Of course, the socio-economic profile of South Africa may not allow for some of these improvements to take place at once, given the funding levels and sources of income.
However, what South Africans cannot claim are privations that surpass those of fellow African countries which perform better. These countries have developed their own systems that tailor pursuit of excellence to their socio-economic realities.
It is not that South Africa lacks a comprehensive diagnosis of the sorry state of its football. Nor are we short of strategies to help banish this malaise.
Incidentally, and in part because of the involvement of some Safa technical staff members in the Mistra research project, the findings and recommendations of the research were not much different from issues that have informed Safa’s latest strategies and inspired the formation of the Safa Development Agency.
These range from school sport to nutrition, medical and sports science expertise in youth development structures, a functional reserve league, and technical teams staffed by specialists in all areas demanded by the imperatives of modern football.

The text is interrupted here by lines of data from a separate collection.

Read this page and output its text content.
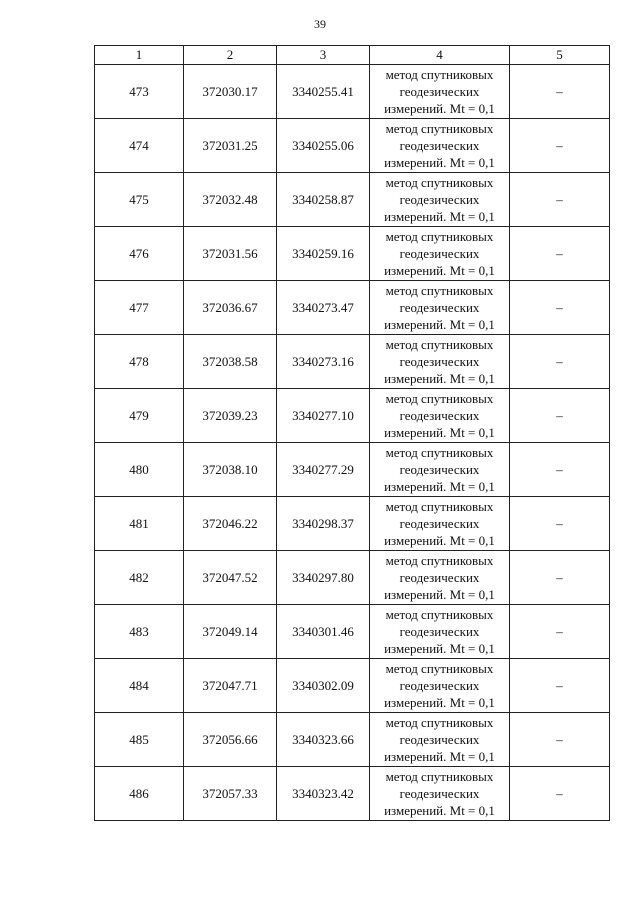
39
1	2	3	4	5
473	372030.17	3340255.41	метод спутниковых
геодезических
измерений. Mt = 0,1	–
474	372031.25	3340255.06	метод спутниковых
геодезических
измерений. Mt = 0,1	–
475	372032.48	3340258.87	метод спутниковых
геодезических
измерений. Mt = 0,1	–
476	372031.56	3340259.16	метод спутниковых
геодезических
измерений. Mt = 0,1	–
477	372036.67	3340273.47	метод спутниковых
геодезических
измерений. Mt = 0,1	–
478	372038.58	3340273.16	метод спутниковых
геодезических
измерений. Mt = 0,1	–
479	372039.23	3340277.10	метод спутниковых
геодезических
измерений. Mt = 0,1	–
480	372038.10	3340277.29	метод спутниковых
геодезических
измерений. Mt = 0,1	–
481	372046.22	3340298.37	метод спутниковых
геодезических
измерений. Mt = 0,1	–
482	372047.52	3340297.80	метод спутниковых
геодезических
измерений. Mt = 0,1	–
483	372049.14	3340301.46	метод спутниковых
геодезических
измерений. Mt = 0,1	–
484	372047.71	3340302.09	метод спутниковых
геодезических
измерений. Mt = 0,1	–
485	372056.66	3340323.66	метод спутниковых
геодезических
измерений. Mt = 0,1	–
486	372057.33	3340323.42	метод спутниковых
геодезических
измерений. Mt = 0,1	–
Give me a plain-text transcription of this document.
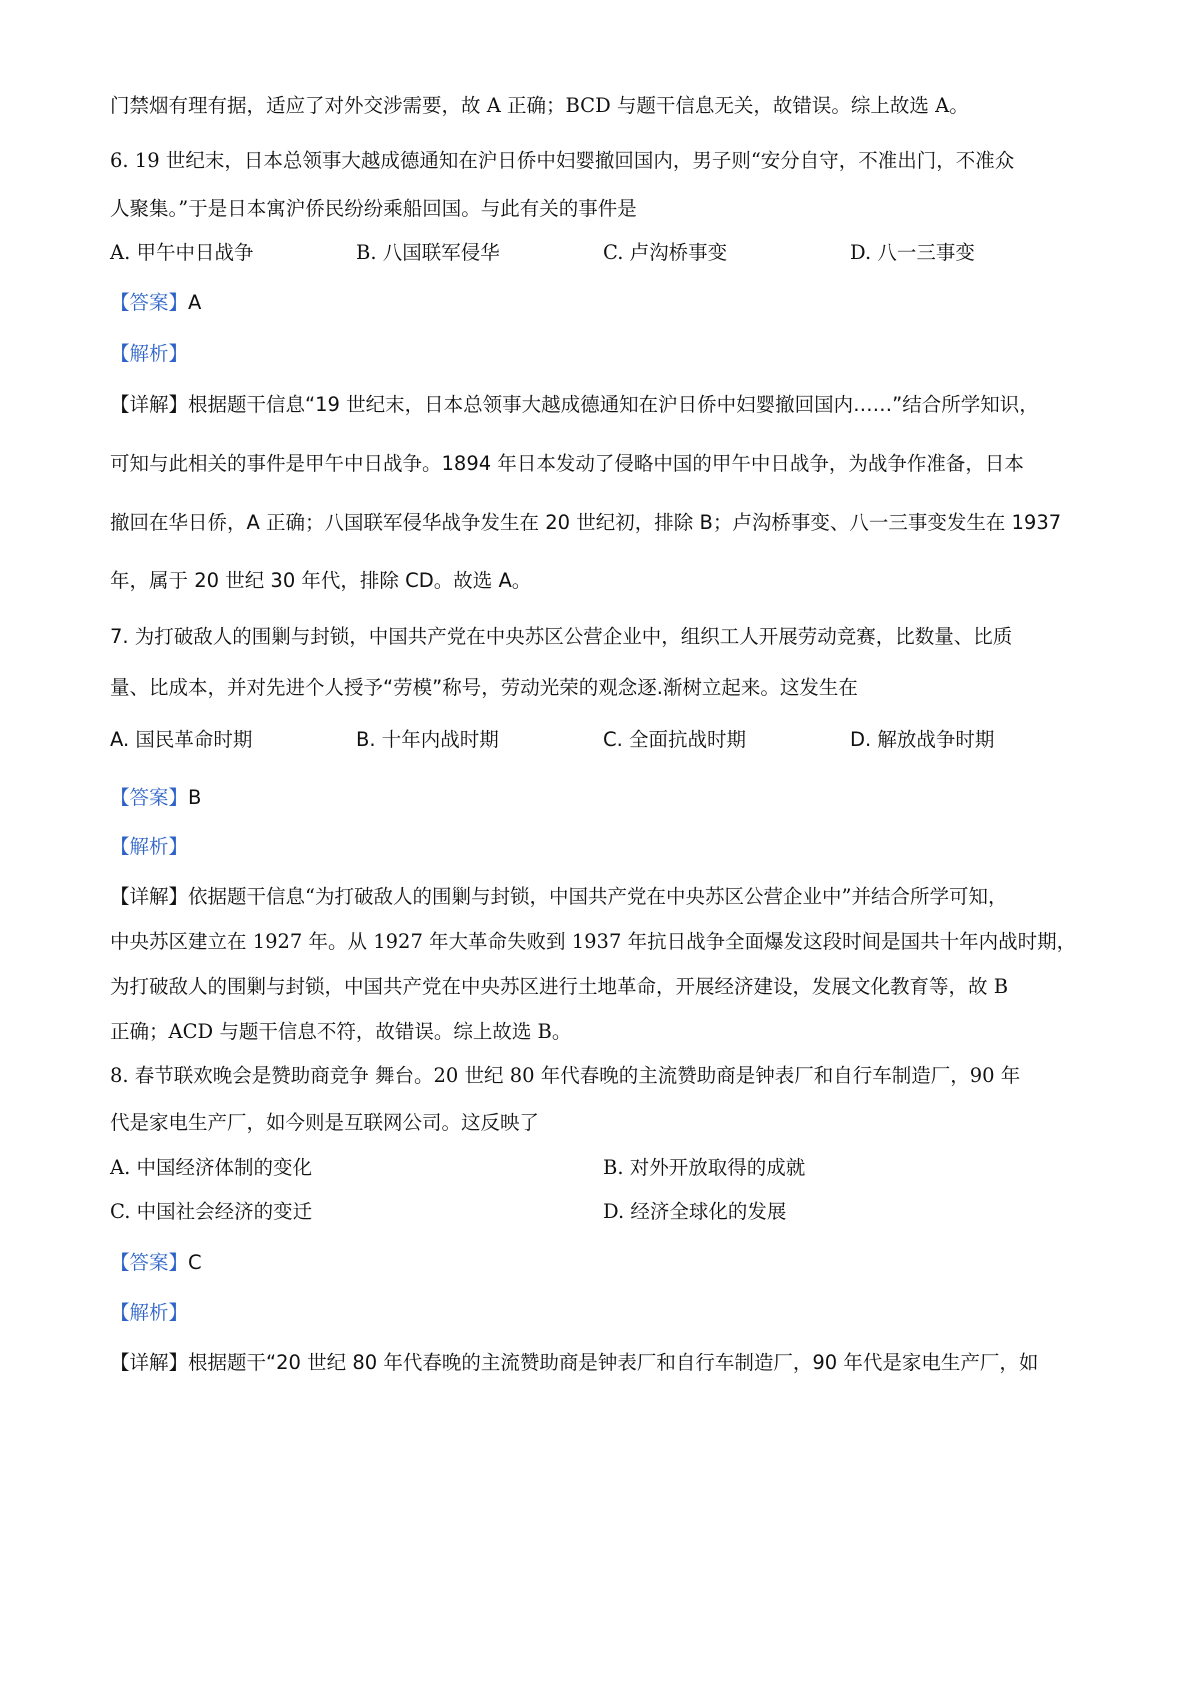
门禁烟有理有据，适应了对外交涉需要，故 A 正确；BCD 与题干信息无关，故错误。综上故选 A。
6. 19 世纪末，日本总领事大越成德通知在沪日侨中妇婴撤回国内，男子则“安分自守，不准出门，不准众
人聚集。”于是日本寓沪侨民纷纷乘船回国。与此有关的事件是
A. 甲午中日战争	B. 八国联军侵华	C. 卢沟桥事变	D. 八一三事变
【答案】A
【解析】
【详解】根据题干信息“19 世纪末，日本总领事大越成德通知在沪日侨中妇婴撤回国内……”结合所学知识，
可知与此相关的事件是甲午中日战争。1894 年日本发动了侵略中国的甲午中日战争，为战争作准备，日本
撤回在华日侨，A 正确；八国联军侵华战争发生在 20 世纪初，排除 B；卢沟桥事变、八一三事变发生在 1937
年，属于 20 世纪 30 年代，排除 CD。故选 A。
7. 为打破敌人的围剿与封锁，中国共产党在中央苏区公营企业中，组织工人开展劳动竞赛，比数量、比质
量、比成本，并对先进个人授予“劳模”称号，劳动光荣的观念逐.渐树立起来。这发生在
A. 国民革命时期	B. 十年内战时期	C. 全面抗战时期	D. 解放战争时期
【答案】B
【解析】
【详解】依据题干信息“为打破敌人的围剿与封锁，中国共产党在中央苏区公营企业中”并结合所学可知，
中央苏区建立在 1927 年。从 1927 年大革命失败到 1937 年抗日战争全面爆发这段时间是国共十年内战时期，
为打破敌人的围剿与封锁，中国共产党在中央苏区进行土地革命，开展经济建设，发展文化教育等，故 B
正确；ACD 与题干信息不符，故错误。综上故选 B。
8. 春节联欢晚会是赞助商竞争 舞台。20 世纪 80 年代春晚的主流赞助商是钟表厂和自行车制造厂，90 年
代是家电生产厂，如今则是互联网公司。这反映了
A. 中国经济体制的变化	B. 对外开放取得的成就
C. 中国社会经济的变迁	D. 经济全球化的发展
【答案】C
【解析】
【详解】根据题干“20 世纪 80 年代春晚的主流赞助商是钟表厂和自行车制造厂，90 年代是家电生产厂，如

Arising from the Mistra research and interactions with Safa and the PSL, the following issues require addressing:
n Resolving the tension between Safa and the PSL and ensuring that the legitimacy and authority of Safa is earned and asserted in a systemic manner, with both having a professional bureaucracy that transcends electoral cycles.
n Implementing the variety of youth development strategies that have been identified, using the platform of school sports, the centres of excellence that Safa proposes and the development structures of the PSL teams, with clear minimum standards to which all should adhere.
n Developing a network of researchers in universities, with specific focus on football, and ensuring that these researchers serve as the brains trust of Safa and the football fraternity as a whole.
n Mobilising society to appreciate the development strategies and the pathways to long-term success, and ensuring that expectations are tempered to this reality.
There should be appreciation that football is about more than just 90 minutes of the game. It is about the philosophy of human relations; it is an economic sector in its own right and is about psychology, medicine, management and other sciences.
It has the potential not only to promote national unity and social cohesion, but to reinforce the self-esteem that is so critical to all other national endeavours.